In a significant move, OpenAI has released two open-source artificial intelligence models - gpt-oss-120b and gpt-oss-20b - marking the company's first open contribution to the AI research community since the release of GPT-2 in 2019.
The new models are now publicly available through Hugging Face and are said to perform on par with OpenAI’s proprietary o3 and o3-mini models.
The announcement was made by OpenAI CEO Sam Altman via a post on X (formerly Twitter), where he highlighted that “gpt-oss-120b performs about as well as o3 on challenging health issues.”
According to OpenAI, the models are designed with advanced capabilities such as native reasoning, chain-of-thought (CoT) transparency, and tool use — including web search and Python code execution.

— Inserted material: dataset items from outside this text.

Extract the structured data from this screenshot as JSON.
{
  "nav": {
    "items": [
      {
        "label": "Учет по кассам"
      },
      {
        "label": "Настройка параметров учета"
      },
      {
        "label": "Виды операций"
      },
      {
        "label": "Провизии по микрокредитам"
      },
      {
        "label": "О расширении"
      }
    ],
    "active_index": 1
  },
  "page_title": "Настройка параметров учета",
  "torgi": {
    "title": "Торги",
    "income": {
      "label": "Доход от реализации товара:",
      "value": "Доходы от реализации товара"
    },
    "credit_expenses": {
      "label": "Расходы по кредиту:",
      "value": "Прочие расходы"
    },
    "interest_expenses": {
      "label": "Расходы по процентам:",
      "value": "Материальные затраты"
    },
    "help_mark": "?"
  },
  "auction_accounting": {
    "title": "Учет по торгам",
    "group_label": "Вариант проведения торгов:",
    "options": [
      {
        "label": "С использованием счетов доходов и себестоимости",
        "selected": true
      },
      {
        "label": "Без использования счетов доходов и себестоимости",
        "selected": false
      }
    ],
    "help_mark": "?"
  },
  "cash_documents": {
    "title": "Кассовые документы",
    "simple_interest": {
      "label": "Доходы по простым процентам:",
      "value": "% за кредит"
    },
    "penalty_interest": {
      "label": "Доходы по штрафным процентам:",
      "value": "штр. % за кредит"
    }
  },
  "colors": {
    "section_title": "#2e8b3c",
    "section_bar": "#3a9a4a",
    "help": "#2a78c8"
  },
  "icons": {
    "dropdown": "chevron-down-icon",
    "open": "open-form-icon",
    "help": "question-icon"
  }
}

Built on a mixture-of-experts (MoE) architecture, the models are optimised for efficiency. gpt-oss-120b, which contains 117 billion total parameters, activates just 5.1 billion per token. Similarly, gpt-oss-20b houses 21 billion parameters, with 3.6 billion activated per token. Both models can process a context length of up to 128,000 tokens, making them suitable for long-form applications.
These models are also compatible with OpenAI’s Responses API and agent-based workflows, enabling developers to integrate them easily into complex systems. Users can configure CoT reasoning to prioritise either response quality or low latency, based on application needs.
OpenAI has emphasised that safety was a primary concern during development.
The models were trained with careful filtering to eliminate data linked to chemical, biological, radiological, and nuclear (CBRN) threats. Additional measures were taken to safeguard against prompt injection attacks and to ensure that the models refuse unsafe prompts. Despite being open-source, OpenAI asserts that the models cannot be easily fine-tuned by malicious actors to produce harmful outputs.
During internal testing, gpt-oss-120b demonstrated superior performance over o3-mini in areas like competitive programming (Codeforces), general problem solving (MMLU, Humanity’s Last Exam), and tool calling (TauBench). However, it reportedly trails slightly behind o3 and o3-mini on other benchmarks such as GPQA Diamond.
The training corpus was primarily English-language and focused on domains such as STEM, programming, and general knowledge. For post-training, OpenAI implemented reinforcement learning (RL)-based fine-tuning to enhance the models' performance and safety features.